L’essentiel des discussions de la matinée allait ensuite tourner sur l’étourdissement et l’évaluation de l’inconscience des animaux. En l’absence de système fiable, c’est bien à l’opérateur de vérifier et d’évaluer la portée de l’étourdissement et de détecter les reprises de consciences éventuelles. « C’est quelque chose qui est difficile à faire, expliquait Valérie Dupont, responsable qualité à l’abattoir de Parigny (50) dans la Manche, j’essaye d’aller avec les opérateurs, mais c’est problématique, notamment avec les ovins. L’une des difficultés étant que parfois les services vétérinaires ne sont pas d’accord entre eux ! » Tout le monde dans la salle, y compris la représentante de la Direction générale de l’alimentation (DGAL), Laure Paget du bureau de la protection animale, abondait dans ce sens.
Non à la vidéo
Véronique Deiss de l’Institut national de la recherche agronomique (Inra) mettait des mots sur la difficulté de l’étourdissement en précisant de nouveau la technique et la destruction d’une partie précise sur le cerveau des animaux. Elle a également rappelé que « les différentes techniques d’évaluation de l’inconscience n’étaient pas fiables à 100 % », que ce soit la position de la langue ou le réflexe cornéen. Mais « certains mouvements post-étourdissement n’ont rien à voir avec la conscience », a-t-elle insisté. Comme celui du désaxage de la tête de l’animal ou le pédalage des membres par exemple. « Des études menées montrent qu’on a le même niveau de pédalage avec des animaux dont on a sectionné la moelle épinière. C’est donc qu’il n’y a aucun lien entre le système nerveux central et ces mouvements qui ne sont pas signe de conscience », a-t-elle précisé.

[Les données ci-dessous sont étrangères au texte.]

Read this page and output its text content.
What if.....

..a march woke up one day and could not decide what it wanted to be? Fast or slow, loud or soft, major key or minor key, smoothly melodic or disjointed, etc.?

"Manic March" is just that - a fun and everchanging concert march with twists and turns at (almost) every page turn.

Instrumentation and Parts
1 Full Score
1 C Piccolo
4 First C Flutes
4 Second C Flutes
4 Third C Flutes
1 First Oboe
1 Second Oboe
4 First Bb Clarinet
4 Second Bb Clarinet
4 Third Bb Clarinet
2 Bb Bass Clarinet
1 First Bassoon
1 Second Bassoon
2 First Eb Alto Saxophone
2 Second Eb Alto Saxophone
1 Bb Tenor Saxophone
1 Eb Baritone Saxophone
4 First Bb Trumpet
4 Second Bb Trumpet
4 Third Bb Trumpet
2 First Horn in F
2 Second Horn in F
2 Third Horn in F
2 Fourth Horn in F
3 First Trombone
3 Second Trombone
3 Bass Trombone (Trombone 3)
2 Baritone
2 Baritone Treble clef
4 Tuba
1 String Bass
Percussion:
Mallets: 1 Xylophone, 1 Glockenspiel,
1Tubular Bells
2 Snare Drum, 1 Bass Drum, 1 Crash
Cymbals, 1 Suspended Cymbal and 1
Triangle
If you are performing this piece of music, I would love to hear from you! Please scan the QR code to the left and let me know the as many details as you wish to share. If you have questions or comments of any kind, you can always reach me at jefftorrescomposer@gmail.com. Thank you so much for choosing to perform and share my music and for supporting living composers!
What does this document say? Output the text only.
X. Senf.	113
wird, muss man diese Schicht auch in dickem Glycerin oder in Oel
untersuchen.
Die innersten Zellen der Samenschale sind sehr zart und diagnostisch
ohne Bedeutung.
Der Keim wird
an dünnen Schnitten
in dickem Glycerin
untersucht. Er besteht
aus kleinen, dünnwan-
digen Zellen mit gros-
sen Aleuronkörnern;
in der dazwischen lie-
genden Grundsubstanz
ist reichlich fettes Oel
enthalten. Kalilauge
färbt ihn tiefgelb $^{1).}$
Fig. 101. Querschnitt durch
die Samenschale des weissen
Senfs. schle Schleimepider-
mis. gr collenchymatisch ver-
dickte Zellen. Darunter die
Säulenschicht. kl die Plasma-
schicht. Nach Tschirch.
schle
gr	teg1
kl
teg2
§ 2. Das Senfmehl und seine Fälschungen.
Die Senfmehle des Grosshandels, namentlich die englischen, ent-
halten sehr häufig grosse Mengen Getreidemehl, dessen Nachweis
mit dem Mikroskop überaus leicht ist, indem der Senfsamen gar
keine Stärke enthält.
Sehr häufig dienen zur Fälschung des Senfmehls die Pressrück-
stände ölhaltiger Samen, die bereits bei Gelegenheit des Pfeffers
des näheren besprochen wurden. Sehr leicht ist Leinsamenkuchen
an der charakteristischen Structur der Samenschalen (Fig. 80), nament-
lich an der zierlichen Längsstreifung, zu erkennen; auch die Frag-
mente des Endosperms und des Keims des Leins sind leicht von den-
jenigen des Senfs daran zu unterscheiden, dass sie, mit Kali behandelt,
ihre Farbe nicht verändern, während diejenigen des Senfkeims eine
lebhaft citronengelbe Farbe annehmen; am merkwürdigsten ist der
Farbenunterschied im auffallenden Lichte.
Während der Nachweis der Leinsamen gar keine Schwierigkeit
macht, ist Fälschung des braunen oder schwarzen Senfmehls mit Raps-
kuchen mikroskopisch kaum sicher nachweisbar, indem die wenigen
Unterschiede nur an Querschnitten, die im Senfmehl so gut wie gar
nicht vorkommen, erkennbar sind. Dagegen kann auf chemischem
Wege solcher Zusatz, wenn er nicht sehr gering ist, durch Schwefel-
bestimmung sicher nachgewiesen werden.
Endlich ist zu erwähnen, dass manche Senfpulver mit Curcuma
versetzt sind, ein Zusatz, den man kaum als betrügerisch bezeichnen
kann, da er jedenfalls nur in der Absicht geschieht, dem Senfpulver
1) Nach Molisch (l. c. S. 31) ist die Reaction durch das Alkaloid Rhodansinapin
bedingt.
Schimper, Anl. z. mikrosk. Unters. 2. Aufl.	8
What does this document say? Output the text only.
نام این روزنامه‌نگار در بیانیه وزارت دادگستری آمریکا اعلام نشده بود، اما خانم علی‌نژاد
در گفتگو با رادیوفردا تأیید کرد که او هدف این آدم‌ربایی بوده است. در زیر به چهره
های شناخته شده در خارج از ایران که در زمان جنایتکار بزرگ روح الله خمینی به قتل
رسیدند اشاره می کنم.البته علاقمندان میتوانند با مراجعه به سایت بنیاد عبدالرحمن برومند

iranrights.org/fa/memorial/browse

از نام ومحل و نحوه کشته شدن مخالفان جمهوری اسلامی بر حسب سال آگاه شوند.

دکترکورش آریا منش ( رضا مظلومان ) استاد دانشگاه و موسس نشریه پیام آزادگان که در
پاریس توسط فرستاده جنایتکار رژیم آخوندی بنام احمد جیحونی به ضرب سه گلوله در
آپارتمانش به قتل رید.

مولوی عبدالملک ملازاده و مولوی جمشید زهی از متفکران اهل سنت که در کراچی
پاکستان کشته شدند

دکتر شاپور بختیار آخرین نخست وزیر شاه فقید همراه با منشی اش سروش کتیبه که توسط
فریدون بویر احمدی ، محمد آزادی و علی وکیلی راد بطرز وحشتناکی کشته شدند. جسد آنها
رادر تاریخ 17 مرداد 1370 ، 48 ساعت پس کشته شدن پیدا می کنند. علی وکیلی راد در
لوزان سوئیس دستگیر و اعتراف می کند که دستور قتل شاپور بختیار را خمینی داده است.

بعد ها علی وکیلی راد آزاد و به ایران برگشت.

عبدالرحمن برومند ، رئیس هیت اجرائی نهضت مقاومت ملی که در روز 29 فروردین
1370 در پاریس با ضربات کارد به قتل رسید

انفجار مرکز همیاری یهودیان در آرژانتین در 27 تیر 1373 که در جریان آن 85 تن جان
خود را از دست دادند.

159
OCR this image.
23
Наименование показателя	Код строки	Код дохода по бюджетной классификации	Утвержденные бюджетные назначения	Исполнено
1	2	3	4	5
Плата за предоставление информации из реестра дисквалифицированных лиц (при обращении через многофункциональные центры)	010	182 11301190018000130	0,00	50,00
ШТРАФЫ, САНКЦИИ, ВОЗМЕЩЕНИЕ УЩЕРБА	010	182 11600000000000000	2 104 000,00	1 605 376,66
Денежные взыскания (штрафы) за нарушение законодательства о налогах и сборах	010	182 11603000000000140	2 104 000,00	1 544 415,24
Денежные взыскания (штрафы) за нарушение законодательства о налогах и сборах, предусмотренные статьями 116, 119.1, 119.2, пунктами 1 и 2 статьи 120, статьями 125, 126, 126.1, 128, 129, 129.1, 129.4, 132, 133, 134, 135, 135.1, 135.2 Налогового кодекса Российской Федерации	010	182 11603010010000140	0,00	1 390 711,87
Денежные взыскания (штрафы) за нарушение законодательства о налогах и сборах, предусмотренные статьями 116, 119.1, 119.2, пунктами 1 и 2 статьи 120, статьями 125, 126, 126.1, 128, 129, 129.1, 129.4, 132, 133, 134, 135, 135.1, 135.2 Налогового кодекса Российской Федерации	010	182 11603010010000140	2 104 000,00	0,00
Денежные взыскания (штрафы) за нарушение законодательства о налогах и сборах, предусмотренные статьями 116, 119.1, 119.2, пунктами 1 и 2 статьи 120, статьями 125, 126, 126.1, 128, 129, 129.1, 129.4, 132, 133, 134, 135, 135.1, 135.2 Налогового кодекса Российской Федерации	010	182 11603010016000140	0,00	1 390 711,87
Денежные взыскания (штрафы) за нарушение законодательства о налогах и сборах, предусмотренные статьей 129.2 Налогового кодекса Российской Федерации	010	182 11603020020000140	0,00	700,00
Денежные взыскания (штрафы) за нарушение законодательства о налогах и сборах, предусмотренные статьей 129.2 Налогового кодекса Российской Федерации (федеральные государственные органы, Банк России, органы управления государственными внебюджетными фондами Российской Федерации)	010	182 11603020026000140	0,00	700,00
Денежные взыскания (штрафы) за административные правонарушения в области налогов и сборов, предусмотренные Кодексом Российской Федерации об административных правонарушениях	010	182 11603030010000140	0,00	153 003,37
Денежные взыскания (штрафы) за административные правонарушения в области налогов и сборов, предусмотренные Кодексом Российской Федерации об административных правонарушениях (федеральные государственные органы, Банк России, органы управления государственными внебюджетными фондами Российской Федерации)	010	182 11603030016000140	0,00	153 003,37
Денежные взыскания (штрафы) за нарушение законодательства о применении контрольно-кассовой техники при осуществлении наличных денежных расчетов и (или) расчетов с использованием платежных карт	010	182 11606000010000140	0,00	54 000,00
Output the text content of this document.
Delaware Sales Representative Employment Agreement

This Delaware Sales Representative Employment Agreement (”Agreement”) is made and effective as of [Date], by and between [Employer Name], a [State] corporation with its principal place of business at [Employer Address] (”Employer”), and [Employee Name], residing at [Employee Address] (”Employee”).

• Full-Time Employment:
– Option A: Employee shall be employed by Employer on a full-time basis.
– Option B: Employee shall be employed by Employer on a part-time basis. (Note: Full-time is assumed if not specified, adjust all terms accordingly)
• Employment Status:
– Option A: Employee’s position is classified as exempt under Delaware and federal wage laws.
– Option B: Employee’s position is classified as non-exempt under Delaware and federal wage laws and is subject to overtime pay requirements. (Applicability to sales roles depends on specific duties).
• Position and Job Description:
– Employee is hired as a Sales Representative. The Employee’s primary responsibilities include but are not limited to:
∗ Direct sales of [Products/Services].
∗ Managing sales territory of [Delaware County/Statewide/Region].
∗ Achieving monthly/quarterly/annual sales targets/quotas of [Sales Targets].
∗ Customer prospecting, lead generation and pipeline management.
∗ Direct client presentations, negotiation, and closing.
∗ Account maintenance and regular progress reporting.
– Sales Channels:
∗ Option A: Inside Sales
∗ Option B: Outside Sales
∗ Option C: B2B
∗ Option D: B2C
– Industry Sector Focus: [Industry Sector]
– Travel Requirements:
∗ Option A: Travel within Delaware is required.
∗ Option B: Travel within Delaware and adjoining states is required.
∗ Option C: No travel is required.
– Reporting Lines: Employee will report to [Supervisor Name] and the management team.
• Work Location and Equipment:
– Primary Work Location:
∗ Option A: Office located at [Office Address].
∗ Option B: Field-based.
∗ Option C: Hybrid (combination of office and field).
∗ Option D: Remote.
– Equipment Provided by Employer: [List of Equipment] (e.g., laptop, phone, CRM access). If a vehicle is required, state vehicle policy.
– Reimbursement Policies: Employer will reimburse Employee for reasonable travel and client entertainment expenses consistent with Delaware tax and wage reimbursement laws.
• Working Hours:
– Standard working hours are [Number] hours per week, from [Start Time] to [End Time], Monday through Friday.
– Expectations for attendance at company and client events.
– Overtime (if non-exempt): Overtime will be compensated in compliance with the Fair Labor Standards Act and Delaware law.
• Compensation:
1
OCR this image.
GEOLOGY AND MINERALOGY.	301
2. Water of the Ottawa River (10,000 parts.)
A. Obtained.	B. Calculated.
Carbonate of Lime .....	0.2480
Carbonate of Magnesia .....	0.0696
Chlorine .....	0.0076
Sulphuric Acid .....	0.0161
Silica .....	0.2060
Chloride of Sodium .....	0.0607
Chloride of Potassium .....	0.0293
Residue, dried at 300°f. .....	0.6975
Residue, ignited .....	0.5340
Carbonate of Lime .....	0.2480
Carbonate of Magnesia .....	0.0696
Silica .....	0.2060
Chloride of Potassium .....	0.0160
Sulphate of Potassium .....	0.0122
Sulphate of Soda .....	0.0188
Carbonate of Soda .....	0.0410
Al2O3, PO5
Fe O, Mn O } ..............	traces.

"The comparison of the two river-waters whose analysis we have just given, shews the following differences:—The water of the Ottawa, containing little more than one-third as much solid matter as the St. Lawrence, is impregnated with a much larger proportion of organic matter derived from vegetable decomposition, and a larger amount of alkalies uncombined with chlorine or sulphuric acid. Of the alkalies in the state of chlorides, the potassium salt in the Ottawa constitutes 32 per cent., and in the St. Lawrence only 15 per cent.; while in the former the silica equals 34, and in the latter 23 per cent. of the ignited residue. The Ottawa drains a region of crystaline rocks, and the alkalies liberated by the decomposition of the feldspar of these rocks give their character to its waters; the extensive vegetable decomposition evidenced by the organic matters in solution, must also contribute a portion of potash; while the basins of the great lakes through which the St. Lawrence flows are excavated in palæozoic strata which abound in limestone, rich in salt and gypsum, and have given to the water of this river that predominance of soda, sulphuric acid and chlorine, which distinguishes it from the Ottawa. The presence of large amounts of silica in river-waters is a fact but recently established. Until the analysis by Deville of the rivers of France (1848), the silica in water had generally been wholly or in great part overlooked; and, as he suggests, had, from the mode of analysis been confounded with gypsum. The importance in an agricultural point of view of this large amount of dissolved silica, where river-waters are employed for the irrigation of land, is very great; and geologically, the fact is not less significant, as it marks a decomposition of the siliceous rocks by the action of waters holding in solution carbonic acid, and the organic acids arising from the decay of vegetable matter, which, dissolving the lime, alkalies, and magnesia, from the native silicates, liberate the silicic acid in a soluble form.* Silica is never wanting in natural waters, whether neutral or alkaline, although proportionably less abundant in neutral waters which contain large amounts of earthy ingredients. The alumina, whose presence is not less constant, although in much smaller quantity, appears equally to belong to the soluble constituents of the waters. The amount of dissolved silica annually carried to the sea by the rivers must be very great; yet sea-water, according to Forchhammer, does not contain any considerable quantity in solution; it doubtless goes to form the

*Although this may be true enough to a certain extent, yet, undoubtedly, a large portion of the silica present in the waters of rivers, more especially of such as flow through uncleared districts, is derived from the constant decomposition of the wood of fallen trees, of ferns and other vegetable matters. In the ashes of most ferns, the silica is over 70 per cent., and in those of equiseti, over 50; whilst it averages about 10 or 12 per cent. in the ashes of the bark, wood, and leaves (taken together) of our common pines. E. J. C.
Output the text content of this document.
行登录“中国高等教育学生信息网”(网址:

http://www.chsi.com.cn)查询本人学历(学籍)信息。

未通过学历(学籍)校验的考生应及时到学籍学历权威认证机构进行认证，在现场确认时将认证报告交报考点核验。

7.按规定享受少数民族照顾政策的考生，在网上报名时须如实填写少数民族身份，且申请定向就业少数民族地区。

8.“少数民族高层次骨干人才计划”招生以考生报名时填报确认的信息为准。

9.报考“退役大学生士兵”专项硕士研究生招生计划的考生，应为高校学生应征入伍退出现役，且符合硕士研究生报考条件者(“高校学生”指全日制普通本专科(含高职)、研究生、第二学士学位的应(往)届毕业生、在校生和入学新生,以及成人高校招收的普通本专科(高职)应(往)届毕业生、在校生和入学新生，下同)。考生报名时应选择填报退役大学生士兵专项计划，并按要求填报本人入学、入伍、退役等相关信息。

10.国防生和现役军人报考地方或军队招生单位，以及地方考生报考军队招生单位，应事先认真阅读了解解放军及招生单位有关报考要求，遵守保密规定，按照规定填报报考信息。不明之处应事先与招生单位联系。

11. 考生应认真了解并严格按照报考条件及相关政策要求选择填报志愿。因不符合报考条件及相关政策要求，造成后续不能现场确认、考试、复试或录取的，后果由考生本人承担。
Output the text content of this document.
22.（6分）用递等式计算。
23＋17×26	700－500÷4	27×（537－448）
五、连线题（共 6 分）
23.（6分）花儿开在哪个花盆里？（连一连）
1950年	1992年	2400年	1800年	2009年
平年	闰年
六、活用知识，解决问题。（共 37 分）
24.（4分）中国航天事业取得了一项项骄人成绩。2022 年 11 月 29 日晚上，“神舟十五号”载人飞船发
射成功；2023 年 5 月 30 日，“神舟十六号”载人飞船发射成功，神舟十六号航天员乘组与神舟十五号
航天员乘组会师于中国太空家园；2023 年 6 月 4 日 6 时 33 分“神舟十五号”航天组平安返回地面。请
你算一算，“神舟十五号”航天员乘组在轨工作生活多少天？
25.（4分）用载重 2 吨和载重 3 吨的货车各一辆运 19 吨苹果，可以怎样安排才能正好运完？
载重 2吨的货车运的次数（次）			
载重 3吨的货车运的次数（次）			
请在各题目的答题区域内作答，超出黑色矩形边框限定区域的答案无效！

La perspective de l’installation de caméras dans les abattoirs faisait l’unanimité contre elle. Avec pour argument principal la pression mise sur les opérateurs et la difficulté du travail. « Venez, venez, nous vous donnerons le matador, et vous ferez le travail », lançait Éric Barnay à Laure Paget en guise d’invitation à se rendre compte. « Les gens que nous trouvons à employer à la saignée ont souvent très peu d’éducation, et vous voudriez qu’ils s’acquittent d’une tâche que les scientifiques n’arrivent pas à faire eux-mêmes ? » témoignait un autre directeur d’abattoir.
Contact avec l’OABA
La décision est récente, elle date du 22 septembre dernier, mais la Fneap a renoué des discussions avec l’Œuvre d’assistance aux animaux en abattoirs (OABA). À la grande satisfaction de son directeur, Frédéric Freund, invité à s’exprimer lors de la table ronde. « Nous sommes une association welfariste et non, comme d’autres, abolitionniste » précisait-il d’entrée de jeu. Pour se poser ensuite en partenaire des abattoirs. « Nous essayons d’avoir une approche pragmatique lorsque nous sommes dans vos établissements », disait-il. Et d’annoncer enfin le projet d’un abattoir-école qui pourrait permettre de parfaire la formation des opérateurs…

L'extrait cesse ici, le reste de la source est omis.